Autoimmunity in patients with inborn errors of immunity: A case series

Abstract

ObjectiveTo assess the prevalence of systemic and organ-specific autoimmunity among individuals with human inborn errors of immunity (IEI). MethodsRetrospective study. We recorded demographic variables, type of immunodeficiency, and systemic and organ specific autoimmunity.
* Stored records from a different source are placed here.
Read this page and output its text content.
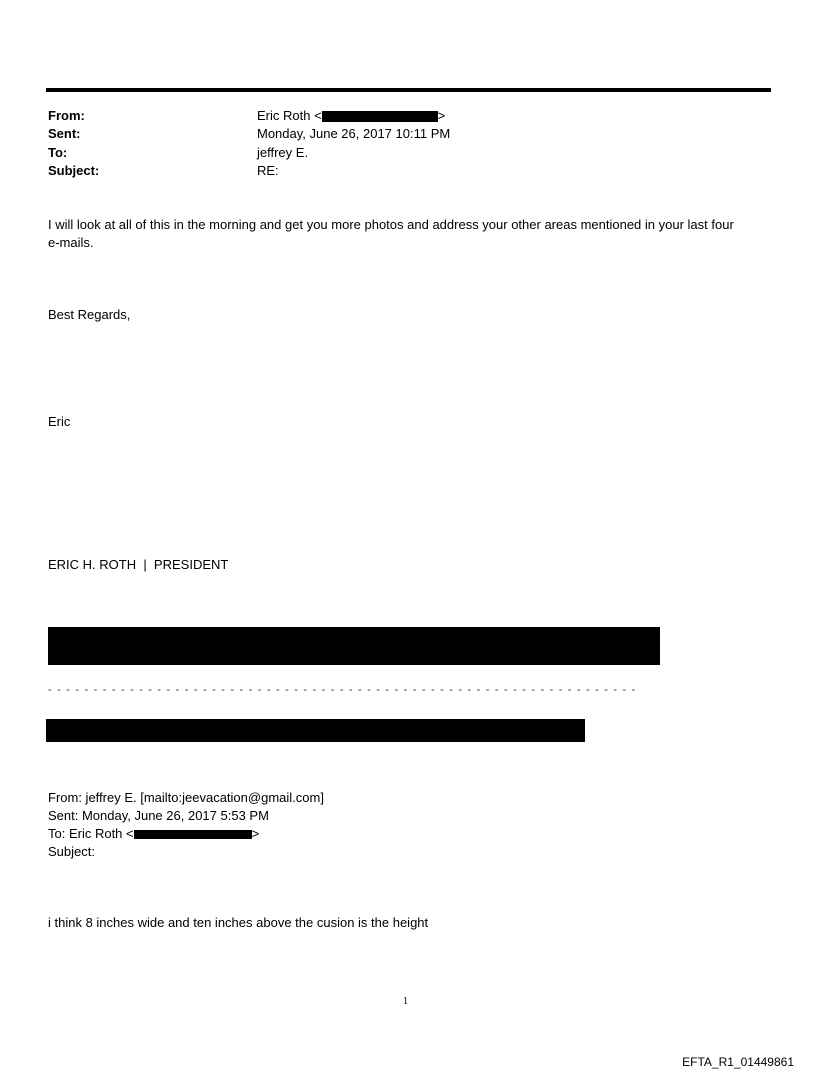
From:	Eric Roth <	>
Sent:	Monday, June 26, 2017 10:11 PM
To:	jeffrey E.
Subject:	RE:
I will look at all of this in the morning and get you more photos and address your other areas mentioned in your last four
e-mails.
Best Regards,
Eric
ERIC H. ROTH  |  PRESIDENT
- - - - - - - - - - - - - - - - - - - - - - - - - - - - - - - - - - - - - - - - - - - - - - - - - - - - - - - - - - - - - - - - -
From: jeffrey E. [mailto:jeevacation@gmail.com]
Sent: Monday, June 26, 2017 5:53 PM
To: Eric Roth <	>
Subject:
i think 8 inches wide and ten inches above the cusion is the height
1
EFTA_R1_01449861
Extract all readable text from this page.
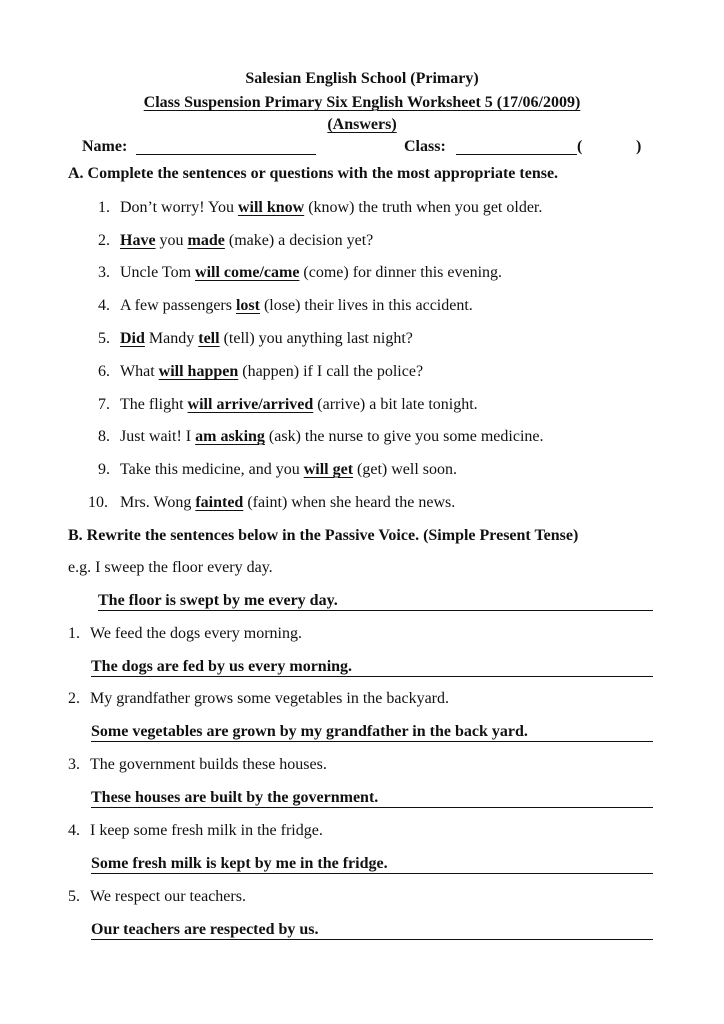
Salesian English School (Primary)
Class Suspension Primary Six English Worksheet 5 (17/06/2009)
(Answers)
Name:	Class:	(	)
A. Complete the sentences or questions with the most appropriate tense.
1. Don’t worry! You will know (know) the truth when you get older.
2. Have you made (make) a decision yet?
3. Uncle Tom will come/came (come) for dinner this evening.
4. A few passengers lost (lose) their lives in this accident.
5. Did Mandy tell (tell) you anything last night?
6. What will happen (happen) if I call the police?
7. The flight will arrive/arrived (arrive) a bit late tonight.
8. Just wait! I am asking (ask) the nurse to give you some medicine.
9. Take this medicine, and you will get (get) well soon.
10. Mrs. Wong fainted (faint) when she heard the news.
B. Rewrite the sentences below in the Passive Voice. (Simple Present Tense)
e.g. I sweep the floor every day.
The floor is swept by me every day.
1. We feed the dogs every morning.
The dogs are fed by us every morning.
2. My grandfather grows some vegetables in the backyard.
Some vegetables are grown by my grandfather in the back yard.
3. The government builds these houses.
These houses are built by the government.
4. I keep some fresh milk in the fridge.
Some fresh milk is kept by me in the fridge.
5. We respect our teachers.
Our teachers are respected by us.
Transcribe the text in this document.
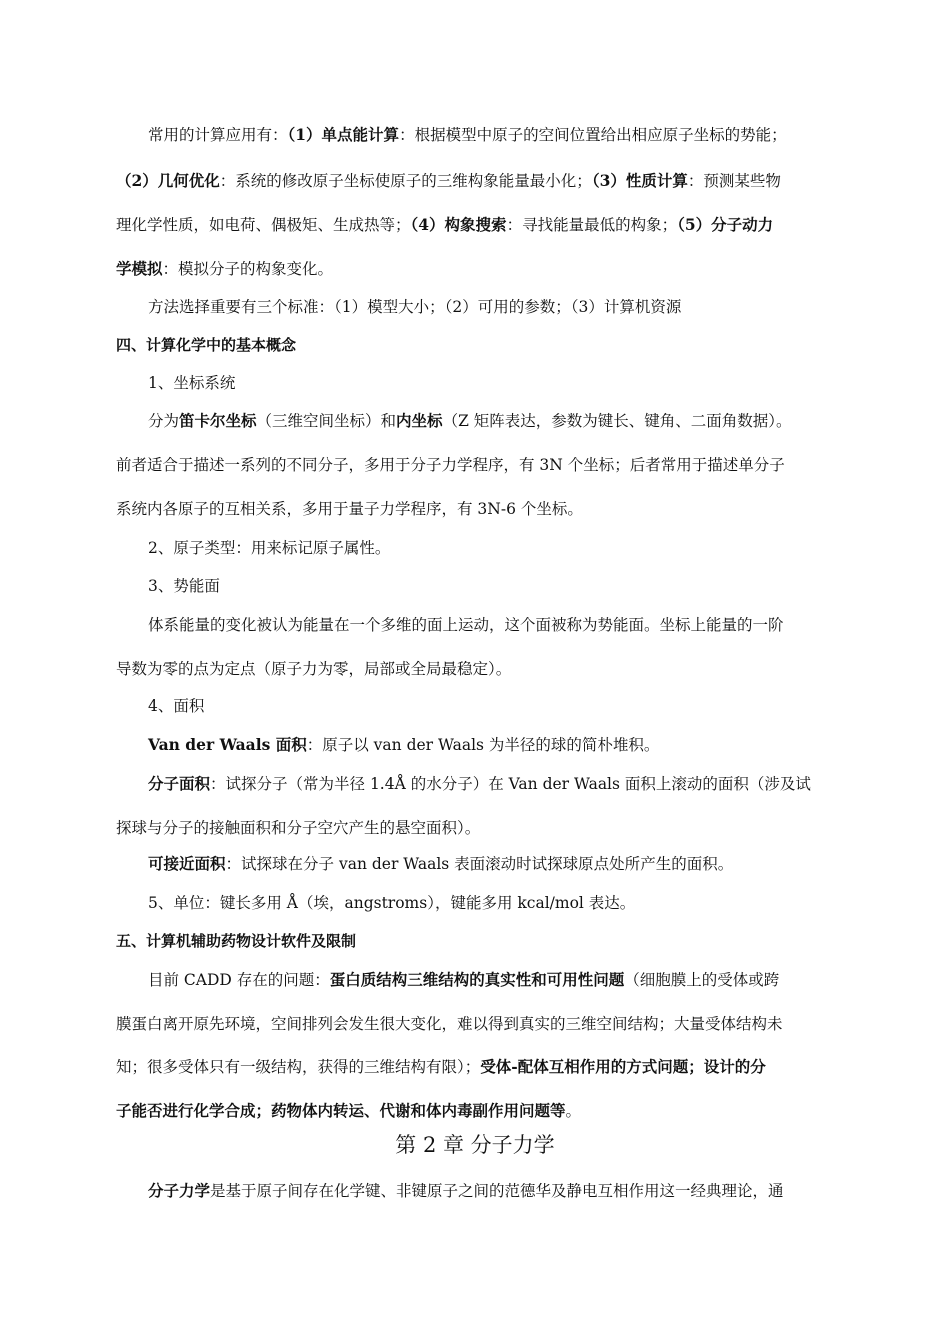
常用的计算应用有：（1）单点能计算：根据模型中原子的空间位置给出相应原子坐标的势能；
（2）几何优化：系统的修改原子坐标使原子的三维构象能量最小化；（3）性质计算：预测某些物
理化学性质，如电荷、偶极矩、生成热等；（4）构象搜索：寻找能量最低的构象；（5）分子动力
学模拟：模拟分子的构象变化。
方法选择重要有三个标准：（1）模型大小；（2）可用的参数；（3）计算机资源
四、计算化学中的基本概念
1、坐标系统
分为笛卡尔坐标（三维空间坐标）和内坐标（Z 矩阵表达，参数为键长、键角、二面角数据）。
前者适合于描述一系列的不同分子，多用于分子力学程序，有 3N 个坐标；后者常用于描述单分子
系统内各原子的互相关系，多用于量子力学程序，有 3N-6 个坐标。
2、原子类型：用来标记原子属性。
3、势能面
体系能量的变化被认为能量在一个多维的面上运动，这个面被称为势能面。坐标上能量的一阶
导数为零的点为定点（原子力为零，局部或全局最稳定）。
4、面积
Van der Waals 面积：原子以 van der Waals 为半径的球的简朴堆积。
分子面积：试探分子（常为半径 1.4Å 的水分子）在 Van der Waals 面积上滚动的面积（涉及试
探球与分子的接触面积和分子空穴产生的悬空面积）。
可接近面积：试探球在分子 van der Waals 表面滚动时试探球原点处所产生的面积。
5、单位：键长多用 Å（埃，angstroms），键能多用 kcal/mol 表达。
五、计算机辅助药物设计软件及限制
目前 CADD 存在的问题：蛋白质结构三维结构的真实性和可用性问题（细胞膜上的受体或跨
膜蛋白离开原先环境，空间排列会发生很大变化，难以得到真实的三维空间结构；大量受体结构未
知；很多受体只有一级结构，获得的三维结构有限）；受体-配体互相作用的方式问题；设计的分
子能否进行化学合成；药物体内转运、代谢和体内毒副作用问题等。
第 2 章 分子力学
分子力学是基于原子间存在化学键、非键原子之间的范德华及静电互相作用这一经典理论，通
ResultsWe included 48 patients (54.1% men) with mean age of 32.1 years. The most common IEIs included combined immunodeficiency with syndromic features (31.2%) and predominantly antibody deficiency (20.1%). We observed autoimmunity in 15 patients (31.2%): 12 organ-specific autoimmunity and 5 systemic autoimmunity, not mutually exclusive groups. Organ-specific autoimmunity preceded the onset of IEI in 5 patients, was concurrent in one patient, and developed after the diagnosis of IEI in 6 cases. From the systemic autoimmunity group, we observed polyarteritis nodosa (n = 2), antiphospholipid syndrome (APS) (n = 2), and overlap of limited systemic sclerosis/APS/Sjögren's syndrome (n = 1), and in all cases, this occurred after the IEI diagnosis. ConclusionOur findings confirm the coexistence of autoimmunity and IEI. This overlap may be attributed to B and T cell disorders, as well as potential alterations in the microbiota in these patients.